Insular Life Insurance Co., Ltd. v. NLRC


G.R. No. 84484; November 15, 1989
Narvasa, J.

Issue: Whether or not an employer-employee relationship exists between an insurance company


and an insurance agent who is entitled to receive commissions under their agreement.

Complainant’s Argument: Petitioner argues that the insurance agent is not an employee of the
company but an independent contractor.

Respondent’s Argument: Respondent argues that the insurance agent had become the Company's
employee by virtue of the contract invoked by him.

Instruction Learned / Court Decision: The court ruled that there exists no employer-employee
relationship exists since “the agent's contractual prerogative to adopt his own selling methods or
to sell insurance at his own time and convenience, hence cannot justifiably be said to establish an
employer-employee relationship between him and the company.”

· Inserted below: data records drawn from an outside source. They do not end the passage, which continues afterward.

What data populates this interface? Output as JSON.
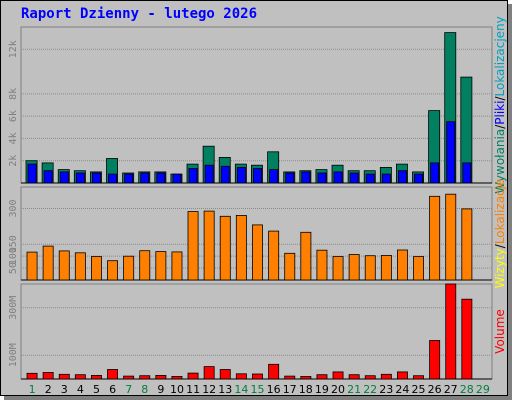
{
  "title": "Raport Dzienny - lutego 2026",
  "colors": {
    "background": "#c0c0c0",
    "title": "#0000ff",
    "wywolania": "#008060",
    "pliki": "#0000ff",
    "lokalizacjeny": "#00a0c0",
    "wizyty": "#ffff00",
    "lokalizacje": "#ff8000",
    "volume": "#ff0000",
    "weekday_label": "#000000",
    "weekend_label": "#008040"
  },
  "chart_data": [
    {
      "type": "bar",
      "panel": "hits",
      "categories": [
        "1",
        "2",
        "3",
        "4",
        "5",
        "6",
        "7",
        "8",
        "9",
        "10",
        "11",
        "12",
        "13",
        "14",
        "15",
        "16",
        "17",
        "18",
        "19",
        "20",
        "21",
        "22",
        "23",
        "24",
        "25",
        "26",
        "27",
        "28",
        "29"
      ],
      "weekend_days": [
        "1",
        "7",
        "8",
        "14",
        "15",
        "21",
        "22",
        "28",
        "29"
      ],
      "series": [
        {
          "name": "Wywołania",
          "values": [
            2000,
            1800,
            1200,
            1100,
            1000,
            2200,
            900,
            1000,
            1000,
            800,
            1700,
            3300,
            2300,
            1700,
            1600,
            2800,
            1000,
            1100,
            1200,
            1600,
            1100,
            1100,
            1400,
            1700,
            1000,
            6500,
            13500,
            9500,
            0
          ]
        },
        {
          "name": "Pliki",
          "values": [
            1700,
            1100,
            1000,
            900,
            900,
            800,
            800,
            900,
            900,
            800,
            1300,
            1600,
            1500,
            1400,
            1300,
            1200,
            900,
            1000,
            900,
            1000,
            900,
            800,
            800,
            1100,
            800,
            1800,
            5500,
            1800,
            0
          ]
        }
      ],
      "ylim": [
        0,
        14000
      ],
      "yticks": [
        2000,
        4000,
        6000,
        8000,
        12000
      ],
      "ytick_labels": [
        "2k",
        "4k",
        "6k",
        "8k",
        "12k"
      ],
      "axis_label_parts": [
        "Wywołania",
        "/",
        "Pliki",
        "/",
        "Lokalizacjeny"
      ]
    },
    {
      "type": "bar",
      "panel": "visits",
      "categories": [
        "1",
        "2",
        "3",
        "4",
        "5",
        "6",
        "7",
        "8",
        "9",
        "10",
        "11",
        "12",
        "13",
        "14",
        "15",
        "16",
        "17",
        "18",
        "19",
        "20",
        "21",
        "22",
        "23",
        "24",
        "25",
        "26",
        "27",
        "28",
        "29"
      ],
      "series": [
        {
          "name": "Lokalizacje",
          "values": [
            117,
            142,
            122,
            114,
            98,
            81,
            100,
            123,
            119,
            118,
            287,
            289,
            267,
            271,
            231,
            205,
            112,
            200,
            125,
            98,
            107,
            102,
            103,
            126,
            98,
            351,
            360,
            298,
            0
          ]
        }
      ],
      "ylim": [
        0,
        390
      ],
      "yticks": [
        50,
        100,
        150,
        300
      ],
      "ytick_labels": [
        "50",
        "100",
        "150",
        "300"
      ],
      "axis_label_parts": [
        "Wizyty",
        "/",
        "Lokalizacje"
      ]
    },
    {
      "type": "bar",
      "panel": "volume",
      "categories": [
        "1",
        "2",
        "3",
        "4",
        "5",
        "6",
        "7",
        "8",
        "9",
        "10",
        "11",
        "12",
        "13",
        "14",
        "15",
        "16",
        "17",
        "18",
        "19",
        "20",
        "21",
        "22",
        "23",
        "24",
        "25",
        "26",
        "27",
        "28",
        "29"
      ],
      "series": [
        {
          "name": "Volume",
          "values": [
            24,
            28,
            20,
            18,
            15,
            40,
            12,
            14,
            15,
            11,
            25,
            52,
            40,
            22,
            21,
            62,
            12,
            11,
            18,
            30,
            18,
            14,
            20,
            30,
            14,
            162,
            400,
            336,
            0
          ]
        }
      ],
      "unit": "M",
      "ylim": [
        0,
        400
      ],
      "yticks": [
        100,
        300
      ],
      "ytick_labels": [
        "100M",
        "300M"
      ],
      "axis_label_parts": [
        "Volume"
      ]
    }
  ]
}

Ratio: “In Investment Planning Corporation of the Philippines us. Social Security System a case
almost on all fours with the present one, this Court held that there was no employer-employee
relationship between a commission agent and an investment company, but that the former was an
independent contractor where said agent and others similarly placed were: (a) paid compensation
in the form of commissions based on percentages of their sales, any balance of commissions
earned being payable to their legal representatives in the event of death or registration; (b)
required to put up performance bonds; (c) subject to a set of rules and regulations governing the
performance of their duties under the agreement with the company and termination of their
services for certain causes; (d) not required to report for work at any time, nor to devote their
time exclusively to working for the company nor to submit a record of their activities, and who,
finally, shouldered their own selling and transportation expenses.”